Good news, sports fans. The El Paso economy is growing, according to this story in the El Paso Inc.
“As far as construction goes, you couldn’t ask for anything better,” [Adam Pacheco, the El Paso Director of Associated General Contractors,] said, describing the projects underway half way through 2017. “This is pretty much what contractors look for.”
By far, the majority of work is publicly financed — the city quality of life bond projects, highway construction and a new building at Texas Tech’s Paul L. Foster School of Medicine to name a few projects.
But, Pacheco said, there’s nothing wrong with that because private investment comes right behind it.
“It goes hand in hand,” he said. “You build a new school, and homes go up around it.”
Right. But where, pray tell, do the people who are going to live in those houses come from? If they move to El Paso drawn by the growing economy, that’s one thing. But if they’re just moving from Sunset Heights to the fringe, that’s not real economic development, except, maybe, for the contractors and developers.
Let’s talk economics. To simplify to the point where we can have an intelligent discussion about it, let’s pretend El Paso is an economic island. You get an injection of outside money, like, from highway construction or a new building at Texas Tech’s Paul L. Foster School of Medicine, and that’s good. The money flows into the local economy, and the construction workers go to restaurants and bars, and shop at our farmer’s markets where they buy locally sourced fruits and vegetables, and maybe they buy new cars made at our local car factory, (because, remember, we’re pretending that El Paso is an economic island), and all that outside money grows our economy as it circulates.
But those Quality of Life projects are different fish all together. That’s not new money in the local economy. That’s just taking money out of the taxpayers’ pockets and giving it to the contractors. Now the contractors are spending the money that the taxpayers would have spent. In short, no net gain for the economy.
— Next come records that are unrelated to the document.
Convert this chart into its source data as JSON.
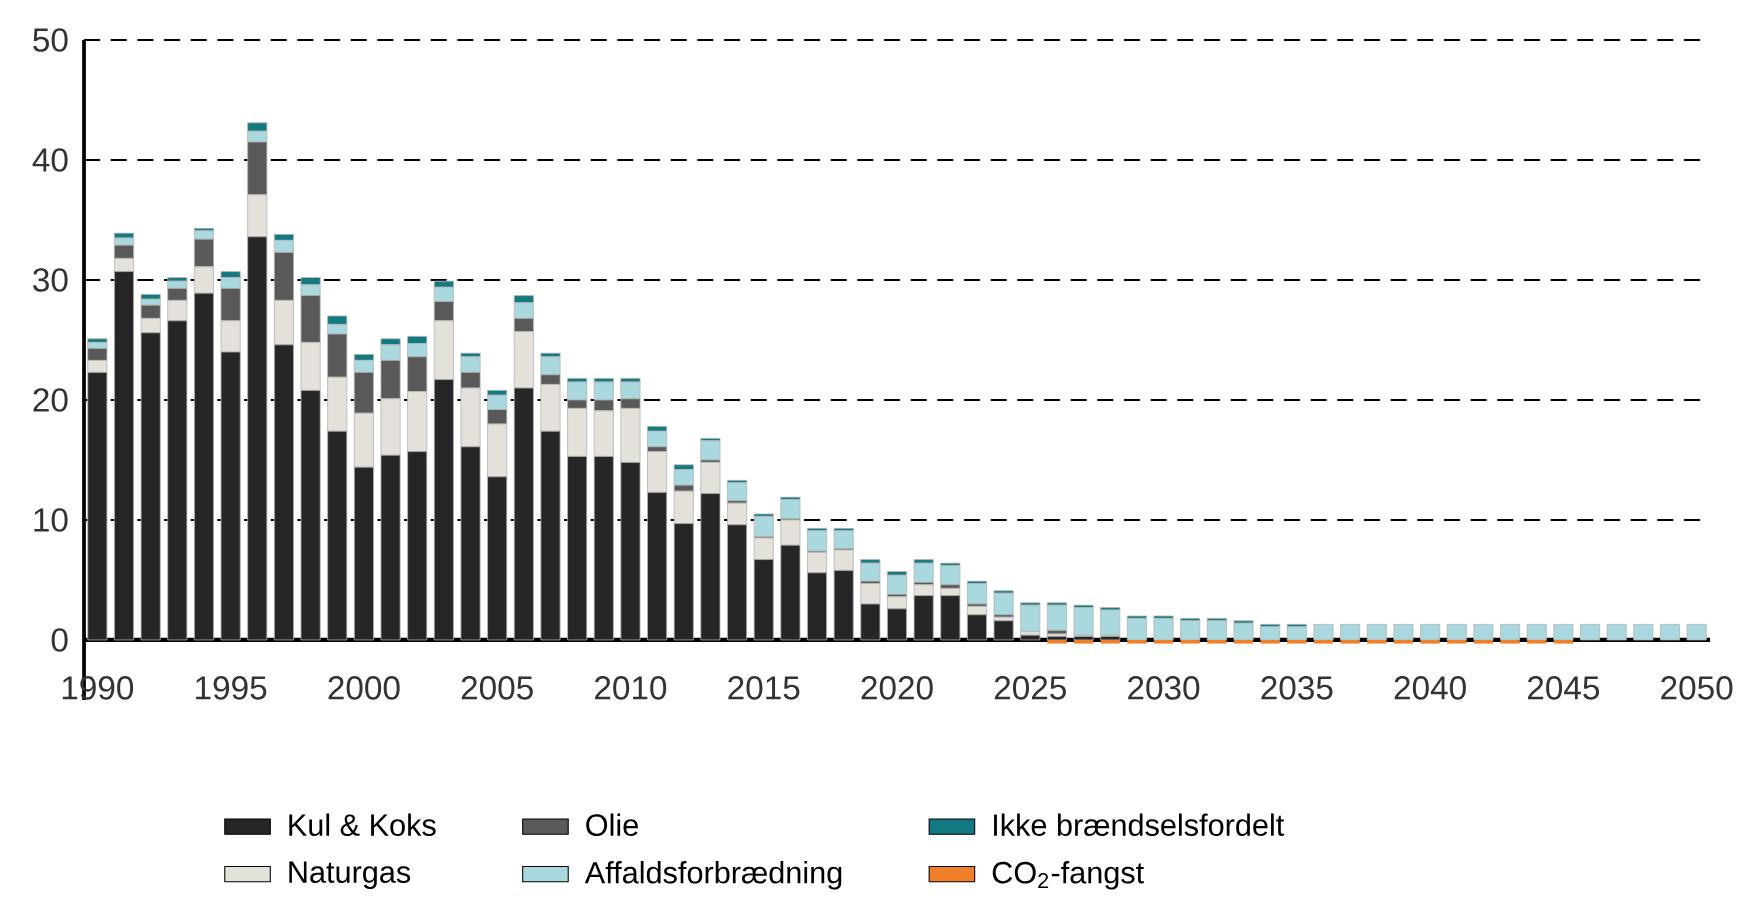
{
  "chart_data": {
    "type": "bar",
    "stacked": true,
    "x": [
      1990,
      1991,
      1992,
      1993,
      1994,
      1995,
      1996,
      1997,
      1998,
      1999,
      2000,
      2001,
      2002,
      2003,
      2004,
      2005,
      2006,
      2007,
      2008,
      2009,
      2010,
      2011,
      2012,
      2013,
      2014,
      2015,
      2016,
      2017,
      2018,
      2019,
      2020,
      2021,
      2022,
      2023,
      2024,
      2025,
      2026,
      2027,
      2028,
      2029,
      2030,
      2031,
      2032,
      2033,
      2034,
      2035,
      2036,
      2037,
      2038,
      2039,
      2040,
      2041,
      2042,
      2043,
      2044,
      2045,
      2046,
      2047,
      2048,
      2049,
      2050
    ],
    "series": [
      {
        "name": "Kul & Koks",
        "color": "#262626",
        "values": [
          22.3,
          30.7,
          25.6,
          26.6,
          28.9,
          24.0,
          33.6,
          24.6,
          20.8,
          17.4,
          14.4,
          15.4,
          15.7,
          21.7,
          16.1,
          13.6,
          21.0,
          17.4,
          15.3,
          15.3,
          14.8,
          12.3,
          9.7,
          12.2,
          9.6,
          6.7,
          7.9,
          5.6,
          5.8,
          3.0,
          2.6,
          3.7,
          3.7,
          2.1,
          1.6,
          0.4,
          0.3,
          0.3,
          0.3,
          0,
          0,
          0,
          0,
          0,
          0,
          0,
          0,
          0,
          0,
          0,
          0,
          0,
          0,
          0,
          0,
          0,
          0,
          0,
          0,
          0,
          0
        ]
      },
      {
        "name": "Naturgas",
        "color": "#e4e1db",
        "values": [
          1.0,
          1.1,
          1.2,
          1.7,
          2.2,
          2.6,
          3.5,
          3.7,
          4.0,
          4.5,
          4.5,
          4.7,
          5.0,
          4.9,
          4.9,
          4.4,
          4.7,
          3.9,
          4.0,
          3.8,
          4.5,
          3.4,
          2.7,
          2.6,
          1.8,
          1.8,
          2.1,
          1.7,
          1.7,
          1.7,
          1.0,
          0.9,
          0.6,
          0.7,
          0.3,
          0.3,
          0.2,
          0.1,
          0.1,
          0,
          0,
          0,
          0,
          0,
          0,
          0,
          0,
          0,
          0,
          0,
          0,
          0,
          0,
          0,
          0,
          0,
          0,
          0,
          0,
          0,
          0
        ]
      },
      {
        "name": "Olie",
        "color": "#595959",
        "values": [
          1.0,
          1.1,
          1.1,
          1.0,
          2.3,
          2.7,
          4.4,
          4.0,
          3.9,
          3.6,
          3.4,
          3.2,
          2.9,
          1.6,
          1.3,
          1.2,
          1.1,
          0.8,
          0.7,
          0.9,
          0.8,
          0.4,
          0.5,
          0.2,
          0.2,
          0.1,
          0.1,
          0.1,
          0.1,
          0.2,
          0.2,
          0.2,
          0.3,
          0.2,
          0.2,
          0,
          0.3,
          0,
          0,
          0,
          0,
          0,
          0,
          0,
          0,
          0,
          0,
          0,
          0,
          0,
          0,
          0,
          0,
          0,
          0,
          0,
          0,
          0,
          0,
          0,
          0
        ]
      },
      {
        "name": "Affaldsforbrædning",
        "color": "#a9d9de",
        "values": [
          0.5,
          0.6,
          0.5,
          0.6,
          0.7,
          0.9,
          0.9,
          1.0,
          0.9,
          0.8,
          1.0,
          1.3,
          1.1,
          1.2,
          1.3,
          1.2,
          1.3,
          1.5,
          1.5,
          1.5,
          1.4,
          1.3,
          1.3,
          1.6,
          1.5,
          1.7,
          1.6,
          1.7,
          1.5,
          1.5,
          1.6,
          1.6,
          1.6,
          1.7,
          1.8,
          2.2,
          2.1,
          2.3,
          2.1,
          1.8,
          1.8,
          1.6,
          1.6,
          1.4,
          1.1,
          1.1,
          1.3,
          1.3,
          1.3,
          1.3,
          1.3,
          1.3,
          1.3,
          1.3,
          1.3,
          1.3,
          1.3,
          1.3,
          1.3,
          1.3,
          1.3
        ]
      },
      {
        "name": "Ikke brændselsfordelt",
        "color": "#127a80",
        "values": [
          0.3,
          0.4,
          0.4,
          0.3,
          0.2,
          0.5,
          0.7,
          0.5,
          0.6,
          0.7,
          0.5,
          0.5,
          0.6,
          0.5,
          0.3,
          0.4,
          0.6,
          0.3,
          0.3,
          0.3,
          0.3,
          0.4,
          0.4,
          0.2,
          0.2,
          0.2,
          0.2,
          0.2,
          0.2,
          0.3,
          0.3,
          0.3,
          0.2,
          0.2,
          0.2,
          0.2,
          0.2,
          0.2,
          0.2,
          0.2,
          0.2,
          0.2,
          0.2,
          0.2,
          0.2,
          0.2,
          0,
          0,
          0,
          0,
          0,
          0,
          0,
          0,
          0,
          0,
          0,
          0,
          0,
          0,
          0
        ]
      },
      {
        "name": "CO$_{2}$-fangst",
        "color": "#f07f2a",
        "values": [
          null,
          null,
          null,
          null,
          null,
          null,
          null,
          null,
          null,
          null,
          null,
          null,
          null,
          null,
          null,
          null,
          null,
          null,
          null,
          null,
          null,
          null,
          null,
          null,
          null,
          null,
          null,
          null,
          null,
          null,
          null,
          null,
          null,
          null,
          null,
          null,
          -0.3,
          -0.3,
          -0.3,
          -0.3,
          -0.3,
          -0.3,
          -0.3,
          -0.3,
          -0.3,
          -0.3,
          -0.3,
          -0.3,
          -0.3,
          -0.3,
          -0.3,
          -0.3,
          -0.3,
          -0.3,
          -0.3,
          -0.3,
          null,
          null,
          null,
          null,
          null
        ]
      }
    ],
    "xlim": [
      1989.5,
      2050.5
    ],
    "xticks": [
      1990,
      1995,
      2000,
      2005,
      2010,
      2015,
      2020,
      2025,
      2030,
      2035,
      2040,
      2045,
      2050
    ],
    "ylim": [
      -5,
      50
    ],
    "yticks": [
      0,
      10,
      20,
      30,
      40,
      50
    ],
    "grid": "y",
    "legend": "bottom"
  }
}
But that’s not all. El Paso is not an economic island. El Paso doesn’t, for instance, have a local car factory. So that if the contractors buy new cars, that money leaks out of the local economy, in what economists call, in an uncharacteristic example of plain speaking, “leakages.”
That’s right. Some of that money circulates around the local economy before it squirts out to Detroit, or Seoul, but eventually it leaves the local economy via leakages.
Now here’s the bad part. You might think that El Paso benefits from the leakages of other economies, like that money someone is investing in highway projects or new buildings at Texas Tech’s Paul L. Foster School of Medicine. And you’d be right. El Paso’s economy is growing precisely because we’ve got those outside funds coming in. But what else? We’re not selling cars to Californians, or blue jeans to the British. Not much. The best we can hope for is more infusions from government or semi-government institutions, like Texas Tech. That’s no way to build a healthy, vibrant, sustainable economy.
And have you ever been to a job site in El Paso? At job sites in El Paso, the lingua franca is usually Spanish, and a lot of the workers are native Mexicans. A lot of that construction money crosses the bridge every payday, which represents a leakage for the El Paso economy, and an infusion for the Juarez economy. I’m not being judgemental, I’m just explaining the facts on the ground. That Quality of Life bond money is coming out of your pocket, and boosting our sister city’s economy.
And let’s not even mention the opportunity costs of devoting so many tax dollars to the Quality of Life bond projects. Let’s not talk about what other worthwhile projects we could have spent that money on. Like education, or high-speed internet access, or infrastructure, like fixing potholes. Let’s not talk about our soaring property tax rates, which make any kind of capital investment prohibitive. Let’s not talk about that at all. I’m not even going to mention it.
But at least the contractors are benefiting. And the developers. And the real estate speculators. And our political class. Maybe they’ll wave to us as they drive by in their new cars.
They’re having a party. We’re not invited.